Hsing-Chun, Shih : Ma réponse officielle est parce que j’aime bien la culture du sud de l’Europe. Cette région du globe m’attire beaucoup, plus que l’Est ou le Nord de ce continent. Je voudrais être peintre, en faire mon métier et l’Italie de par son histoire riche et ses connaissances en art, me semblait être le meilleur lieu pour tenter d’y arriver. Je voulais partir de Taïwan étant donné que je n’avais pas de motivation pour la création et qu’il n’y avait pas beaucoup de monde qui faisait ce métier autour de moi. Je n’arrivais pas à trouver un groupe pour m’aider à continuer et c’est de là que l’idée de partir pour changer d’environnement m’est venue. J’ai visité plusieurs grandes villes en Italie ainsi que leurs écoles des Beaux-arts, comme à Florence, Rome, Milan, etc. et j’ai appris l’italien. Finalement, mon cœur a balancé pour cette ville si particulière qu’est Venise. Elle garde sa propre culture, parallèlement, elle est d’une envergure internationale grâce à sa notoriété et à la Biennale de Venise. Ce sont les raisons pour lesquelles je l’ai choisi.

C-Y.L.  : Tu es née en Arabie Saoudite, tu as fait une partie de tes études à Taïwan et tu les termines en Italie, à Venise. Cette situation multiculturelle autour de toi a-t-elle influencé ta création ?

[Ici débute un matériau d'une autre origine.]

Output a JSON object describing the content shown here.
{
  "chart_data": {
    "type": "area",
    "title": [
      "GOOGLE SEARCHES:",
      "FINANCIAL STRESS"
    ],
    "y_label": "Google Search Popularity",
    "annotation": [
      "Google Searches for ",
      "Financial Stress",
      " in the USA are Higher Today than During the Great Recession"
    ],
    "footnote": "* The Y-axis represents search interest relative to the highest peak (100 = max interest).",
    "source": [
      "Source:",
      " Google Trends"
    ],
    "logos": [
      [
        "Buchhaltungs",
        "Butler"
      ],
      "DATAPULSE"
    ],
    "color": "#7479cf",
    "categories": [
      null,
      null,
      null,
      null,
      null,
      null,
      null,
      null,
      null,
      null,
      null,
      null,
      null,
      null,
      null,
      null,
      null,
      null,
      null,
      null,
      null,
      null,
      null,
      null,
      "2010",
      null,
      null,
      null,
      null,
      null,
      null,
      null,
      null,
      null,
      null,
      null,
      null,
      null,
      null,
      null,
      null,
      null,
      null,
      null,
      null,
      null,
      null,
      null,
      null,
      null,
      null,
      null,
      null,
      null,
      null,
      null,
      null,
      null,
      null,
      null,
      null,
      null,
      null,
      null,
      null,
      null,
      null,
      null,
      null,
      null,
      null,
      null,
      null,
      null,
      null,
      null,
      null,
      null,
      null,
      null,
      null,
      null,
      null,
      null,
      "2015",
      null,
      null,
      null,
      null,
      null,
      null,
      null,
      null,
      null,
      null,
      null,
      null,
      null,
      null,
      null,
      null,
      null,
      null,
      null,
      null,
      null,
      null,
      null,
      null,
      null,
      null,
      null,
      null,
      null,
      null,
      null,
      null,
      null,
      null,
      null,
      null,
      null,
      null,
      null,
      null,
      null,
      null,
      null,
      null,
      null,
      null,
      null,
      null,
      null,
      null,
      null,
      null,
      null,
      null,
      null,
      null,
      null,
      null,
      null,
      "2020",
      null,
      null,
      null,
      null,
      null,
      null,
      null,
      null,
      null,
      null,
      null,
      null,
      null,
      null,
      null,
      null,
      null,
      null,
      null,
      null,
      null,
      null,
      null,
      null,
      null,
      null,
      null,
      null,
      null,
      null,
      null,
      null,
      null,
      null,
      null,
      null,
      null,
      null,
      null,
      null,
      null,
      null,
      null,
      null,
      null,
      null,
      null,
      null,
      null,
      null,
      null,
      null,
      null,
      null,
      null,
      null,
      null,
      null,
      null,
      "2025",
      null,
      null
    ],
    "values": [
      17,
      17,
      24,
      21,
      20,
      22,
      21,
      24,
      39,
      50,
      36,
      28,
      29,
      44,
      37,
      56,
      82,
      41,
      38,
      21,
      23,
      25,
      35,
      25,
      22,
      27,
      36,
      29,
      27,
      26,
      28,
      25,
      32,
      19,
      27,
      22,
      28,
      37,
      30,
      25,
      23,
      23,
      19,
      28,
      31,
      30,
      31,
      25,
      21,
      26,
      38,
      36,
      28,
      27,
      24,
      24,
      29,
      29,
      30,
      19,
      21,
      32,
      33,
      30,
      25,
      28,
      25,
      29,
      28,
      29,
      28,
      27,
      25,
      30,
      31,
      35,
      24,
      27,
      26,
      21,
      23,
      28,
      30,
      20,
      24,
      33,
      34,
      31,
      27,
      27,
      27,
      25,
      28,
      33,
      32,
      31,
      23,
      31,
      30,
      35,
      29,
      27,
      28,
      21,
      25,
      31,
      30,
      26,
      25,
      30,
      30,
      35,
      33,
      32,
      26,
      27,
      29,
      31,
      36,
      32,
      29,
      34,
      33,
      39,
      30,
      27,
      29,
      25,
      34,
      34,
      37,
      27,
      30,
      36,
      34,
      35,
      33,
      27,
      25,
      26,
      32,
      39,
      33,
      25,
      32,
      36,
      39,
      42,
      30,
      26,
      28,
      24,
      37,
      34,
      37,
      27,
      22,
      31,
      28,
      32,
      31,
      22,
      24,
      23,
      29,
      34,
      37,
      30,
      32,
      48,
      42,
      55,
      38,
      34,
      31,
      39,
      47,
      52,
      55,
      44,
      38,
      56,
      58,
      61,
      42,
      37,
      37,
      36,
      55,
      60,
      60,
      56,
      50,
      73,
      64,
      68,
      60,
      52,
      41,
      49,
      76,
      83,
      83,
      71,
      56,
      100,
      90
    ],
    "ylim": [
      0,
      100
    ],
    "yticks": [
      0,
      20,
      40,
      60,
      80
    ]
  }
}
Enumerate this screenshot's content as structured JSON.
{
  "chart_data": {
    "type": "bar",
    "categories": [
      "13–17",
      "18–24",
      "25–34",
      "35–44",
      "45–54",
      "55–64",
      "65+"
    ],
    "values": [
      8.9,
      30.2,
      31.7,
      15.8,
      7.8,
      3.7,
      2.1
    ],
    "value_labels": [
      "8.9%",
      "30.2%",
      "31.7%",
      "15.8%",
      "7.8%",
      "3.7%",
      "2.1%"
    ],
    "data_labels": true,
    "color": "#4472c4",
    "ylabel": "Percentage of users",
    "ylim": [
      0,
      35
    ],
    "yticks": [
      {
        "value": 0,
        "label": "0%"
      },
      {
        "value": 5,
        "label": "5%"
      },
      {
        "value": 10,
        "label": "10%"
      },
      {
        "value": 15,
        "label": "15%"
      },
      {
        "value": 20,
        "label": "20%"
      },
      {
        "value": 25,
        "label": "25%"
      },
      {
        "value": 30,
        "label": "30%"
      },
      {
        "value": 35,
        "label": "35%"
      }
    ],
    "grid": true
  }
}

H-C.S. : Certainement oui. Toutefois, mes créations ont encore aujourd’hui une forte liaison avec mon pays Taïwan, c’est le lieu où j’ai grandi, c’est ma culture. D’ailleurs, mes amis trouvent que dans mes œuvres figurent beaucoup de traces de Taïwan, de la culture extrême-orientale.

C-Y.L.  : Tu as pratiqué l’art occidental et l’art extrême-oriental pendant tes études. Penses-tu qu’ils sont vraiment différents ?

H-C.S.: Oui, beaucoup ! L’art occidental a combiné très tôt la science rationnelle, c’est-à-dire la théorie des couleurs, la perspective, etc. Par contre, la peinture extrême-orientale recherche la pensée, la hiérarchie de la composition d’images comme la peinture à l’encre de chine. Lorsque je peins en Italie, je m’inspire souvent de la pensée et de la culture extrême-orientale, ce que je ne faisais pas lorsque j’étais à Taïwan, l’ignorant à l’époque. Aujourd’hui cette culture est importante dans ma création.

C-Y.L.  : Lorsque tu crées tes œuvres, comment choisis-tu la technique, le moyen ou le matériau entre ces deux cultures ?

H-C.S. : Depuis le collège jusqu’à la licence, j’ai eu une formation en arts plastiques. J’ai appris beaucoup sur les peintures chinoises, la calligraphie, la peinture à l’encre, etc. Bien entendu, j’avais par ailleurs des cours sur l’aquarelle, la peinture à l’huile, des techniques qui viennent de l’art occidental. Beaucoup de gens trouvent un rapport avec la peinture à l’encre de chine lorsqu’ils voient mes œuvres. C’est-à-dire que l’image montre une couleur légère ou du lavis. Je trouve qu’il y a un lien avec mon expérience d’apprentissage, mon parcours. Lorsque je fais une ligne avec un pinceau, je me rappelle de la technique calligraphique, une habitude, un réflexe, et je la mélange avec d’autres techniques. Au fur et à mesure, ça devient mon style.

C-Y.L.  : En Europe, ta création a-t-elle changé par rapport à Taïwan ?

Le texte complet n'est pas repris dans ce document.